Jorge Luis Carpio
Madonna grita que es una mariposa. Está sentada en una mesa de la pizzería de 23 y L y bebe cerveza acompañada de un maricón gordo que por sus ademanes, algo grotescos, se da cierto aire a mi padre. La semejanza me da gracia porque imagino a papá penetrado por un clásico bugarrón o un moderno pinguero. “No lo concibo”, me digo y sonrío. Madonna y el maricón grotesco hablan alto y con desenfado.
Es un amanecer de mayo y celebramos el cumpleaños de Maikel. La noche anterior bebimos ron y tratamos de convencer a dos tortilleras para que nos acompañaran al parque de H y 21. Pienso que hubiera sido el inicio de un buen día.
Renay, Simón el vikingo, Maikel y yo nos sentamos cerca de Madonna y el maricón grotesco. También pedimos cerveza. Un poco más distante hay dos hombres que comentan algo sobre una revista que hojean.
Madonna nos mira y sonríe. Su cara larga, los labios gruesos y el pelo ensortijado le dan cierto aire de mulata blanconaza. Su blusa es una bandera americana que le deja marcar los pechos finos. La falda le cae más abajo de las rodillas y lleva tacones altos. El otro, el maricón grotesco, viste vulgar; ya he dicho que se parece a mi padre.
“Soy una mariposa”, sigue gritando Madonna que abre los brazos y mira al techo de la pizzería. Parece que le implora a unos dioses que la torturan y después a nosotros que la contemplamos con determinado interés. Nos hace un guiño y reímos. Se para como una gitana alargada y le dice a Maikel: “no te gusto, mi chico”, volvemos a reír todos casi al mismo tiempo.
Hablamos de asuntos triviales y Madonna nos interrumpe con su discurso melodramático. La miramos porque su presencia y voz atiplada nos obligan; también la contemplan los dos hombres que comentan la revista y las camareras que están recostadas sobre el mostrador metálico. “La mariposa se ha convertido en el centro de la pizzería”, le comento a Simón el vikingo.
Deja su mesa y al maricón grotesco solos. Me alegro. Hace una especie de danza con los brazos abiertos como imitando el inicio de un vuelo y dice en un tono algo melancólico que sus alas son frágiles y necesita volar. Pienso en el vuelo de las mariposas que perseguí en mi infancia, y también en esta Madonna tropical que es todo una showoman.

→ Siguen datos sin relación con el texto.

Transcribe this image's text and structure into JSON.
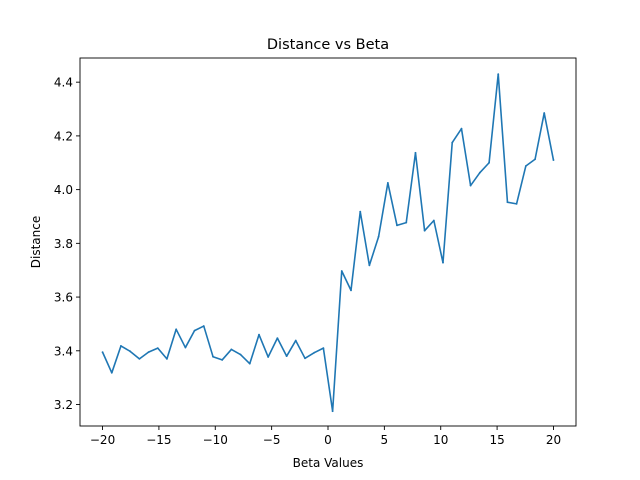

Desisto de mi reflexión y la miro porque ella sigue su cháchara cada vez más entusiasta. Grita que su padre, como todos los hombres, es un sinvergüenza pero su madre no. Asentimos con la cabeza. “Te creemos”, murmura Renay.

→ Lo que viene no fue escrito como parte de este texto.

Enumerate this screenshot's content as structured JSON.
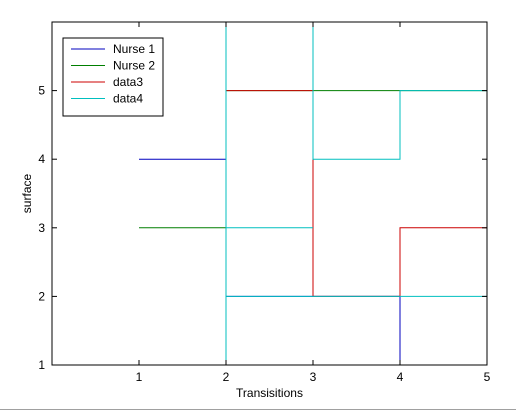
{
  "chart_data": {
    "type": "line",
    "step": "post",
    "title": "",
    "xlabel": "Transisitions",
    "ylabel": "surface",
    "xlim": [
      0,
      5
    ],
    "ylim": [
      1,
      6
    ],
    "xticks": [
      1,
      2,
      3,
      4,
      5
    ],
    "yticks": [
      1,
      2,
      3,
      4,
      5
    ],
    "grid": false,
    "legend": "top-left",
    "series": [
      {
        "name": "Nurse 1",
        "color": "#0000bf",
        "x": [
          1,
          2,
          3,
          4,
          5
        ],
        "y": [
          4,
          2,
          2,
          1,
          1
        ]
      },
      {
        "name": "Nurse 2",
        "color": "#007f00",
        "x": [
          1,
          2,
          3,
          4,
          5
        ],
        "y": [
          3,
          5,
          5,
          5,
          5
        ]
      },
      {
        "name": "data3",
        "color": "#cc0000",
        "x": [
          1,
          2,
          3,
          4,
          5
        ],
        "y": [
          1,
          5,
          2,
          3,
          4
        ]
      },
      {
        "name": "data4",
        "color": "#00bfbf",
        "x": [
          1,
          2,
          3,
          4,
          5
        ],
        "y": [
          1,
          6,
          4,
          5,
          1
        ]
      }
    ],
    "segments_extra": [
      {
        "series": "data4",
        "note": "",
        "x": [
          2,
          3
        ],
        "y": [
          3,
          3
        ]
      },
      {
        "series": "data4",
        "note": "",
        "x": [
          2,
          5
        ],
        "y": [
          2,
          2
        ]
      },
      {
        "series": "data4",
        "note": "",
        "x": [
          2,
          2
        ],
        "y": [
          6,
          1
        ]
      }
    ]
  }
}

La gente se para detrás de los cristales de la pizzería y mira esta especie de happening del amanecer. Cada vez acuden más, ya no hay espacio. Estamos rodeados de un público que de alguna forma participa del espectáculo. Tiran besos, chiflan, dicen groserías pero Madonna está concentrada y no repara en ellos. Se baja ligeramente la falda y muestra su sexo con estilo. Nos dice que es hembra, que se ha transexuado, que no le teman porque no muerde y otras cosas más...
Me fijo bien; veo que es verdad, que es una mujer y no un travesti común. Tiene el sexo largo como su cara, los labios gruesos con bellos ensortijados como su pelo. Me excito. Deseo que esta mariposa, como las de mi infancia, esté sola conmigo.
Uno de los hombres que comentan la revista grita algo que no entiendo. Por sus gestos me da la impresión de que está molesto. Madonna le responde. Él se para, trata de agarrarla. Forcejean y se insultan; salen a la calle. El hombre la toma por la cintura y la levanta: Madonna inicia su primer vuelo. La tira al piso. El público ha hecho un ruedo y les grita. Madonna cae una y otra vez y se queda tendida en la acera. Hay sangre encima de una de sus cejas cuidadosamente depiladas. Las camareras se asustan; alguien trata de tranquilizarlas. La gente se aleja despacio mirando el cuerpo de Madonna que continúa inmóvil. Nadie la toca.
Afuera, el cielo se ha nublado y comienza a lloviznar. Renay, Maikel, Simón el vikingo y yo lo hemos visto todo. Miro para la mesa y todavía queda cerveza. Me siento y bebo.